MIC(U,V)＝max_uv≤B(n,α){m_u,v}。

5. the semi-supervised feature selection method as recited in claim 2, wherein the calculating the final Score NM Score of the data in the fifth step comprises: the NM score is obtained by weighted addition of the NL score and the MIC score, the weight coefficient is obtained by using a conflict ratio, and the calculation formula is as follows:

S_NM(f_k)＝λMIC(f_k)-(1-λ)NLS(f_k)。

6. the semi-supervised feature selection method of claim 2, wherein the feature importance ranking in step six comprises: evaluating the importance of each feature of the data to obtain a corresponding score; and performing feature importance ranking on the features according to the scores to obtain a feature importance ranking result, and freely selecting the size of the feature subset according to the requirement.

7. A semi-supervised feature selection system for implementing the semi-supervised feature selection method of any one of claims 1 to 6, the semi-supervised feature selection system comprising:

the collision frequency calculation module is used for calculating the collision frequency according to the field of the data and the information of the label;

the judging module is used for judging whether each feature is evaluated, and when all the features of the data are evaluated, the feature sorting is carried out, otherwise, the evaluation is continued;

8. A computer device, characterized in that the computer device comprises a memory and a processor, the memory storing a computer program which, when executed by the processor, causes the processor to carry out the steps of: evaluating a local data structure of the data set lacking the tag by using NLS, and simultaneously calculating correlation of the tag and the feature by using MIC, and utilizing a small amount of tag information in the data set; the significance is evaluated by adaptively combining NLS and MIC according to the collision ratio between the neighborhood and the tag, determining NM Score of the feature.

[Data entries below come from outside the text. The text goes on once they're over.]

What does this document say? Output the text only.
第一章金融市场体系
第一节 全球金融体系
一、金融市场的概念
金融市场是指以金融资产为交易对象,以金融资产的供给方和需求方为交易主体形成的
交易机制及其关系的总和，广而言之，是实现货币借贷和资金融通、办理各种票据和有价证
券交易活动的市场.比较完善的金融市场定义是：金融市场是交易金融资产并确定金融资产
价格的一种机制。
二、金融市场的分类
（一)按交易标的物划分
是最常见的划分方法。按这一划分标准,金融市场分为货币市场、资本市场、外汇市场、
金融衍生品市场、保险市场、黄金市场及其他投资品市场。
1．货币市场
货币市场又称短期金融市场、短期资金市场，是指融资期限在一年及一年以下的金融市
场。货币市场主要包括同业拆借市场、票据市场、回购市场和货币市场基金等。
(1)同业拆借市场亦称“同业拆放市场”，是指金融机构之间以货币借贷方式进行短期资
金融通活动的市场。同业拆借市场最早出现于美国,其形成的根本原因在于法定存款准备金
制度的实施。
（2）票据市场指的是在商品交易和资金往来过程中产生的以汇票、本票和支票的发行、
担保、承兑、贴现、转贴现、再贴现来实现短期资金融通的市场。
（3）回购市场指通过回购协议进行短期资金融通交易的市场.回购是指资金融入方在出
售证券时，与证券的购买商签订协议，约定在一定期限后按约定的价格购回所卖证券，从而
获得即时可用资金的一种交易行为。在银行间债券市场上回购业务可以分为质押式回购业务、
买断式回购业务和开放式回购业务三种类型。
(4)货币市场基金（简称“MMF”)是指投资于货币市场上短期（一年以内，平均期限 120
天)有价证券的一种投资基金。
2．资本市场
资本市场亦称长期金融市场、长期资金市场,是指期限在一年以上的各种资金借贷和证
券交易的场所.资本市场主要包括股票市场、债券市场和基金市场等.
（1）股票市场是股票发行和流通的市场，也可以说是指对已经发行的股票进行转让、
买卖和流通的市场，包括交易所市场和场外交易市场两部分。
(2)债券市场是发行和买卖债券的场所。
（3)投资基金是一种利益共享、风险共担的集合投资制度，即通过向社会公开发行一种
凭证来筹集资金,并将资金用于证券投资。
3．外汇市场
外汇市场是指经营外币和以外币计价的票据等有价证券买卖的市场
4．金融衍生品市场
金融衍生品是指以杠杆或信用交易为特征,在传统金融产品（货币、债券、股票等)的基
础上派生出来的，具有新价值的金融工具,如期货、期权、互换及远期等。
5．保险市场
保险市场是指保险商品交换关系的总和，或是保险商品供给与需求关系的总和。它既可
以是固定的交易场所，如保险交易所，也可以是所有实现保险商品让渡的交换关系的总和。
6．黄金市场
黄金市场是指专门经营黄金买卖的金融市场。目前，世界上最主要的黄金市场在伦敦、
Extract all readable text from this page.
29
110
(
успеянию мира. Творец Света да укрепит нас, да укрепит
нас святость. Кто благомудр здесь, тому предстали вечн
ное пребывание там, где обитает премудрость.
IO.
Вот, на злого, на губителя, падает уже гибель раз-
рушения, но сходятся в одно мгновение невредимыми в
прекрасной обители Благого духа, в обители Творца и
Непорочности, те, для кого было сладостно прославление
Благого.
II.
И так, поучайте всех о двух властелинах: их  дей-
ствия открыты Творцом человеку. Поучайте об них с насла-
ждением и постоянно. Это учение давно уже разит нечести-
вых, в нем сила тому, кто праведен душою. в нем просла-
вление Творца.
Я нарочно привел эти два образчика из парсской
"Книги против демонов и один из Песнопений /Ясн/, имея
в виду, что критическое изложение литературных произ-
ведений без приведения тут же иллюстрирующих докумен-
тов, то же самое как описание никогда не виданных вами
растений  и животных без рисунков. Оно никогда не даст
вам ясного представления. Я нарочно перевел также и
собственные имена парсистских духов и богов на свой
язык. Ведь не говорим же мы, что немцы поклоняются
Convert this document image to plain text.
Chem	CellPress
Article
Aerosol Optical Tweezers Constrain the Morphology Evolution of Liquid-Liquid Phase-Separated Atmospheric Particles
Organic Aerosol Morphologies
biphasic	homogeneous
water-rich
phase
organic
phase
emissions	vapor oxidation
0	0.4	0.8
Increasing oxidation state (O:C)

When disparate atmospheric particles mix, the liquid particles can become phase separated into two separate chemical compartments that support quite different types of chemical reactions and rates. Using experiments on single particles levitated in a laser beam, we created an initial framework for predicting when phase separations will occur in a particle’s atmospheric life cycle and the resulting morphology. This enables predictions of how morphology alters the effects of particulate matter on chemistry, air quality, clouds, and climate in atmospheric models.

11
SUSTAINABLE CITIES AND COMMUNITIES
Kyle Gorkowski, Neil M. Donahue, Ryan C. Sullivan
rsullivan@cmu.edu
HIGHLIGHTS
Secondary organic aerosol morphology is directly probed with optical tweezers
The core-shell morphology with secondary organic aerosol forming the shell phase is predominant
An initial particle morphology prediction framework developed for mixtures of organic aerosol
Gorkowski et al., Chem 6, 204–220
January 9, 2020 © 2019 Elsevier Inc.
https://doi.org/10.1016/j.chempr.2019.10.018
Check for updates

9. A computer-readable storage medium storing a computer program which, when executed by a processor, causes the processor to perform the steps of: evaluating a local data structure of the data set lacking the tag by using NLS, and simultaneously calculating correlation of the tag and the feature by using MIC, and utilizing a small amount of tag information in the data set; the significance is evaluated by adaptively combining NLS and MIC according to the collision ratio between the neighborhood and the tag, determining NM Score of the feature.

10. An information data processing terminal, characterized in that the information data processing terminal is adapted to implement the semi-supervised feature selection system as claimed in claim 7.